Die Online-Umfrage der Elternkammer und anderweitig vorliegende Daten aus den Schulbezirken zeigen deutlich, dass der Fernunterricht, so wie er für Hamburger Schüler*innen (S&S) angeboten wird, erhebliche Schwachstellen aufweist. Auch wenn die Ergebnisse der Befragung darunter leiden, dass sie vor allem die Situation in gymnasialen Strukturen, mehrheitlich an den Standorten mit einem hohen Sozialindex, vor allem in Stadtteilen mit einem höheren Lebensstandard widerspiegeln und alle Eltern ohne Onlineverbindung zur Kammer ganz außen vor lassen, so zeigen sie doch genug negative Erkenntnisse auf.

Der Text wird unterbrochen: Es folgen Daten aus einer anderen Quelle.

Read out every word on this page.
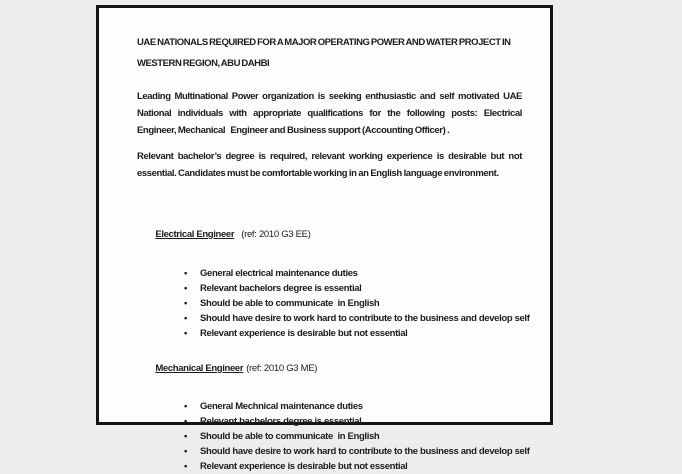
UAE NATIONALS REQUIRED FOR A MAJOR OPERATING POWER AND WATER PROJECT IN
WESTERN REGION, ABU DAHBI
Leading Multinational Power organization is seeking enthusiastic and self motivated UAE
National individuals with appropriate qualifications for the following posts: Electrical
Engineer, Mechanical   Engineer and Business support (Accounting Officer) .
Relevant bachelor’s degree is required, relevant working experience is desirable but not
essential. Candidates must be comfortable working in an English language environment.

Electrical Engineer (ref: 2010 G3 EE)

•	General electrical maintenance duties
•	Relevant bachelors degree is essential
•	Should be able to communicate  in English
•	Should have desire to work hard to contribute to the business and develop self
•	Relevant experience is desirable but not essential

Mechanical Engineer (ref: 2010 G3 ME)

•	General Mechnical maintenance duties
•	Relevant bachelors degree is essential
•	Should be able to communicate  in English
•	Should have desire to work hard to contribute to the business and develop self
•	Relevant experience is desirable but not essential
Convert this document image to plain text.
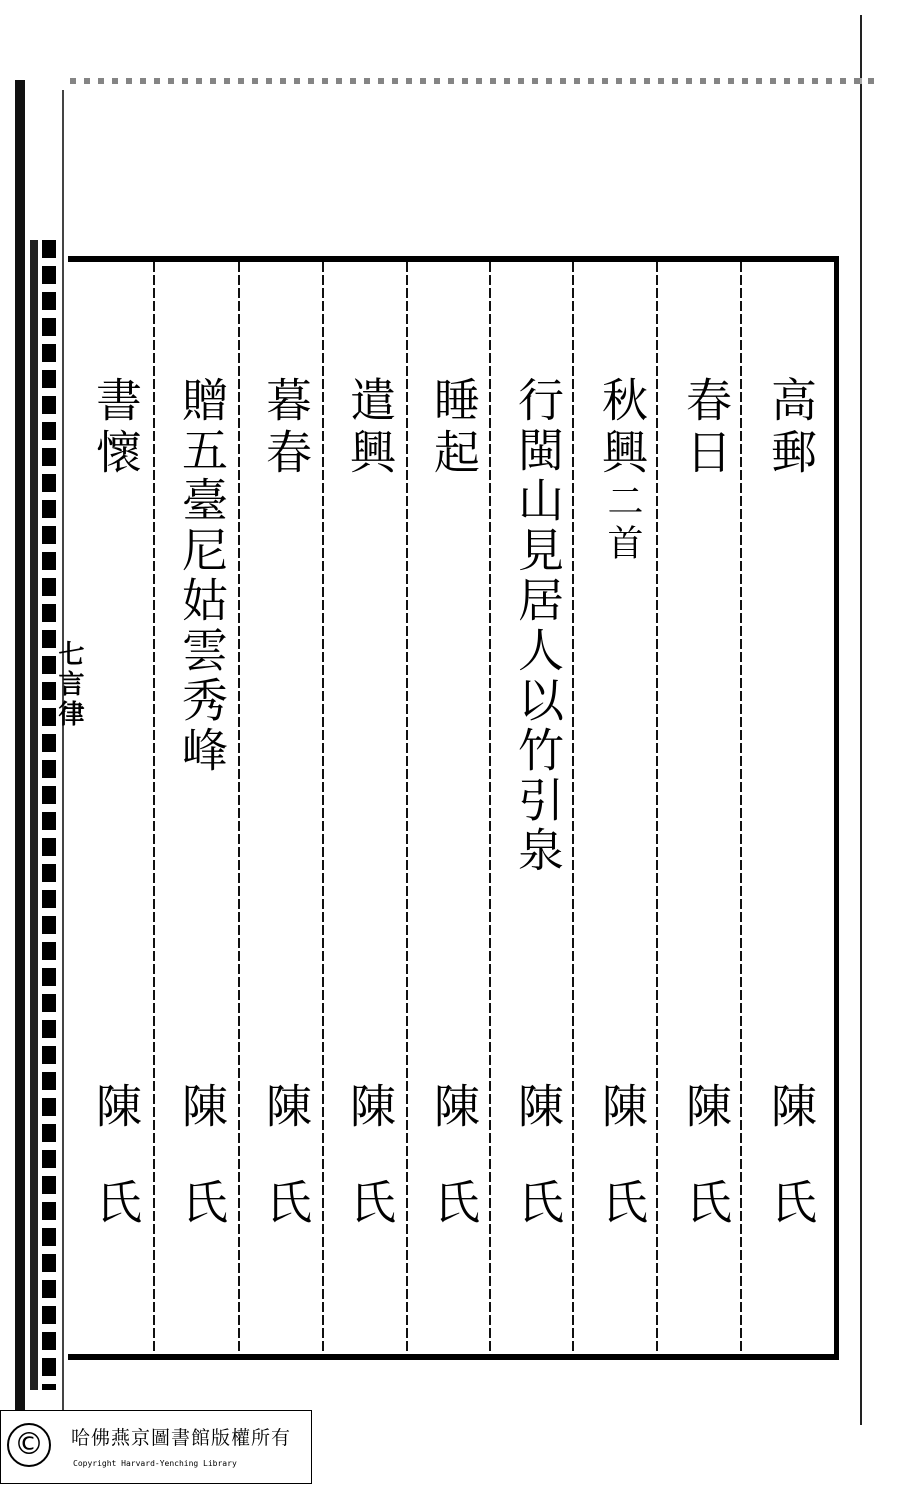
七言律
高郵
陳氏
春日
陳氏
秋興
二首
陳氏
行閩山見居人以竹引泉
陳氏
睡起
陳氏
遣興
陳氏
暮春
陳氏
贈五臺尼姑雲秀峰
陳氏
書懷
陳氏
©	哈佛燕京圖書館版權所有
Copyright Harvard-Yenching Library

Die Elternkammer leitet aus der Online-Umfrage unter mehr als 22.000 Eltern in einem ersten Schritt folgendes ab:
Benotungen, die im Rahmen der Fernbeschulung erteilt wurden und werden, dürfen keine nachteiligen Auswirkungen auf Abschlüsse oder Versetzungen der Schüler*innen haben.
- Nicht alle S&S erhalten Arbeitsmaterialien und Aufträge in allen Fächern durch ihre Lehrkräfte. 14 % der Familien geben an, dass sie nicht über genügend technische Geräte für das Lernen zu Hause verfügen. Knapp 30 % der Eltern beklagen, dass die Lehrkräfte keinen ausreichenden Kontakt zu ihren S&S halten. Pädagogische Betreuung (oder gar Unterricht) durch Videokonferenzen oder Telefongespräche finden nicht regelhaft und für alle S&S statt.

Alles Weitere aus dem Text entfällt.